Parliament on June 3 passed the Energy Sector Levies (Amendment) Bill, 2025, to impose a GH¢1 levy on every litre of petroleum products to raise additional funds to defray the $3.7 billion energy sector debts.

The bill proposed an upward adjustment in the Energy Sector Shortfall and Debt Repayment Levy to raise additional revenue, GH¢5 billion annually on average, to support the payment of energy sector arrears, reduce legacy debt and ensure a stable power supply across the country.

The Minister of Finance, Dr Cassiel Ato Forson, laid the bill under a certificate of urgency last Tuesday, and it was passed that evening.

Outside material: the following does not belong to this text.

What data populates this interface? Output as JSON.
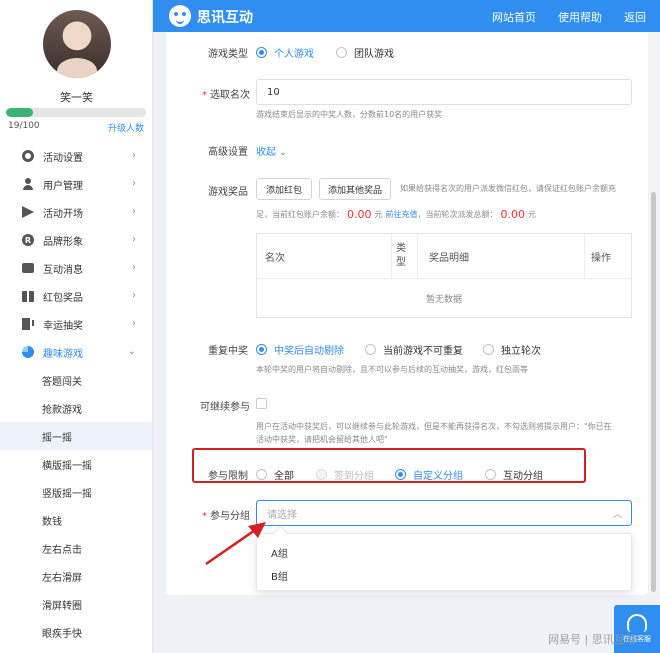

Explaining the rationale behind the bill, Dr Forson told Parliament that the energy sector currently posed the greatest economic and fiscal threat to the country, warning that failure to address its mounting challenges could result in a full-blown crisis.

“The total energy sector debt as at the end of March 2025 stands at $3.1 billion.

This amount includes debts owed to Independent Power Producers (IPPs), State-Owned Enterprises (SOEs), fuel suppliers and other stakeholders,” he said.

President on levy

President John Dramani Mahama has also defended the government’s decision to impose an additional GH¢1 ESLA levy, stating that the move, although difficult, was critical to resolving the country’s crippling energy sector debts and preventing a return to erratic power supply.  

Speaking at the Jubilee House during the presentation of the final report on the National Economic Dialogue, the President gave an assurance that the recent appreciation of the Ghana cedi had cushioned the impact, meaning consumers would not face immediate fuel price increases.  

The energy sector, burdened with over $3.1 billion in debt, requires an additional $1.8 billion to finance fuel for thermal power generation in the coming months.

President Mahama warned that failure to act would risk another cycle of "dumsor" (power outages), which could cripple businesses and stifle economic recovery.  

The President also gave an assurance that revenues from the levy would be strictly ring-fenced to pay energy sector debts and fund fuel purchases, meaning they would not go into the Consolidated Fund.